Average tropospheric ozone levels are thought to be increasing over much of the world. In 1998, 51 million people lived in areas of the United States with O₃ levels exceeding the EPA standard of 120 ppb (1-hour average), and 130 million people lived in areas where O₃ concentrations exceeded the newly proposed standard of 80 ppb over an 8-hour average (Lin et al., 1999). Regulation of tropospheric ozone levels is necessary to protect public health and the environment, but it also comes at an economic cost to industry, the transportation sector, and consumers.

It is believed that significant amounts of ozone and ozone precursors may be transported from Asia to North America and from North America to Europe. For instance, in mid-spring approximately 14% of the ozone off the western coast of the United States is thought to have been carried across the Pacific Ocean from East Asia (Berntsen et al., 1999). Europe may be similarly affected as a result of emissions in the eastern United States. This transport makes it difficult to link tropospheric ozone levels to their sources, which may be several thousand miles away. However, it is crucial to quantify intercontinental pollution transport, because of its potential effects on continental ozone levels.

How Buoys Will Help

Although surface ozone monitoring stations are numerous on land, they come to an abrupt end at all coastlines, leaving most of Earth's surface without ozone measurements. The goal of our research is to implement buoy-mounted instruments capable of running autonomously at sea for several months to measure ozone and other chemicals.

By measuring tropospheric ozone in the marine boundary layer (MBL), we will gain insight into daily and seasonal ozone patterns and cycles.
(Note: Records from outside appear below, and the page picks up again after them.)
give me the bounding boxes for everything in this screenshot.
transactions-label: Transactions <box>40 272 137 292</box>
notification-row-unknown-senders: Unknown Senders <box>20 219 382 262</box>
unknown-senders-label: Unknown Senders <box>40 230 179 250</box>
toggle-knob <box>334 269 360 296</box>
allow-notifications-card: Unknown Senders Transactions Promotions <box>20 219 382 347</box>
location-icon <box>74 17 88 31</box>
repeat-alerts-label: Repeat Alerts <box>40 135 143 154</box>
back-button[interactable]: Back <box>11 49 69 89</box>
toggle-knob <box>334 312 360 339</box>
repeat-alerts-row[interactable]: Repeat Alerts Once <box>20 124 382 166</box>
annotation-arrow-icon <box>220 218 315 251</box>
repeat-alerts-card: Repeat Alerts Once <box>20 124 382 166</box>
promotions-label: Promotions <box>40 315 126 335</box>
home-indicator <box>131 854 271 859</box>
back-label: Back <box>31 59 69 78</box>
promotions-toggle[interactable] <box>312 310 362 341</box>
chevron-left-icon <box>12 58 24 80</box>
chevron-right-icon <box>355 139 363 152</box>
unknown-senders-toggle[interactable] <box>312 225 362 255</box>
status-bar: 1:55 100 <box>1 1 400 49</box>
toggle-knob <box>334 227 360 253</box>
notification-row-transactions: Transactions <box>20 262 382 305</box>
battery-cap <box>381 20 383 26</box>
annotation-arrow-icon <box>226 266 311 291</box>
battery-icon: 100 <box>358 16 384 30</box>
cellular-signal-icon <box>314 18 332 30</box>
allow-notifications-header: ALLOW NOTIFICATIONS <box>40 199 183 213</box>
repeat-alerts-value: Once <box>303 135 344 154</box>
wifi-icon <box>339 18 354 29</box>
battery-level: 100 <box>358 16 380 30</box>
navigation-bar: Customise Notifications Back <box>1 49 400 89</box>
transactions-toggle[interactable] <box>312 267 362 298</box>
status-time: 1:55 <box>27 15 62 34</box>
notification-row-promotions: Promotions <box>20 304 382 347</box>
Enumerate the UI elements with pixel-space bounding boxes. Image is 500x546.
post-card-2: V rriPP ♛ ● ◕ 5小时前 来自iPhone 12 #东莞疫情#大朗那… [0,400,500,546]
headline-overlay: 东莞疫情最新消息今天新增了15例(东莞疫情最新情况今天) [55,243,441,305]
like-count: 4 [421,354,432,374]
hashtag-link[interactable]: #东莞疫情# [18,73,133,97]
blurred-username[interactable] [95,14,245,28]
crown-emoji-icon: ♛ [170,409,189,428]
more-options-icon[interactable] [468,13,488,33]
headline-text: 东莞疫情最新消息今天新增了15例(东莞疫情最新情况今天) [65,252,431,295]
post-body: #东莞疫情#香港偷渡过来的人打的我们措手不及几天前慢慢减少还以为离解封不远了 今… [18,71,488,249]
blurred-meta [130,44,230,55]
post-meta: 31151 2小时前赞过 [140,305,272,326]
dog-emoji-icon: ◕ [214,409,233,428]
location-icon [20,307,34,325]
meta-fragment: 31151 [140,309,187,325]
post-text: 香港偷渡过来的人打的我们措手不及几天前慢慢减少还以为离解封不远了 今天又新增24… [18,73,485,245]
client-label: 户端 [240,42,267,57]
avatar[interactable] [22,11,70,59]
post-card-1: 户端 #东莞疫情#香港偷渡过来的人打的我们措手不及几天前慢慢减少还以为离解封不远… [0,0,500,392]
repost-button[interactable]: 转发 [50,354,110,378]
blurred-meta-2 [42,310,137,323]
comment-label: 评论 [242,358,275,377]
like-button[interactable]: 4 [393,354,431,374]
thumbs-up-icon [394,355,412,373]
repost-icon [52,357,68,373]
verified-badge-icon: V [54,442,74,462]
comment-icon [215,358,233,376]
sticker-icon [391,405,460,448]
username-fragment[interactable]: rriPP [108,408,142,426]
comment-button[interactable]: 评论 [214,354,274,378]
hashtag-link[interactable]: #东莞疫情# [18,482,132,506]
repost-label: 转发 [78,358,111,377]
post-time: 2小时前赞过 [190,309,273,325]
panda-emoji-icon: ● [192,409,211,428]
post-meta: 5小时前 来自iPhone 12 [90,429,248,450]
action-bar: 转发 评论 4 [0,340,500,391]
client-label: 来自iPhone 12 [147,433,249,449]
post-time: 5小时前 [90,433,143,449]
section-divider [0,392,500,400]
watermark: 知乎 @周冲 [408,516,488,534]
This will help us to understand anthropogenic and natural factors affecting tropospheric ozone concentrations. Improvements in our knowledge of intercontinental ozone and ozone precursor transport will allow distinctions to be more easily made between locally-produced and imported ozone. Buoy-mounted detectors will also allow us to study natural factors affecting ozone cycles and provide baseline ozone data for long-term studies of global change.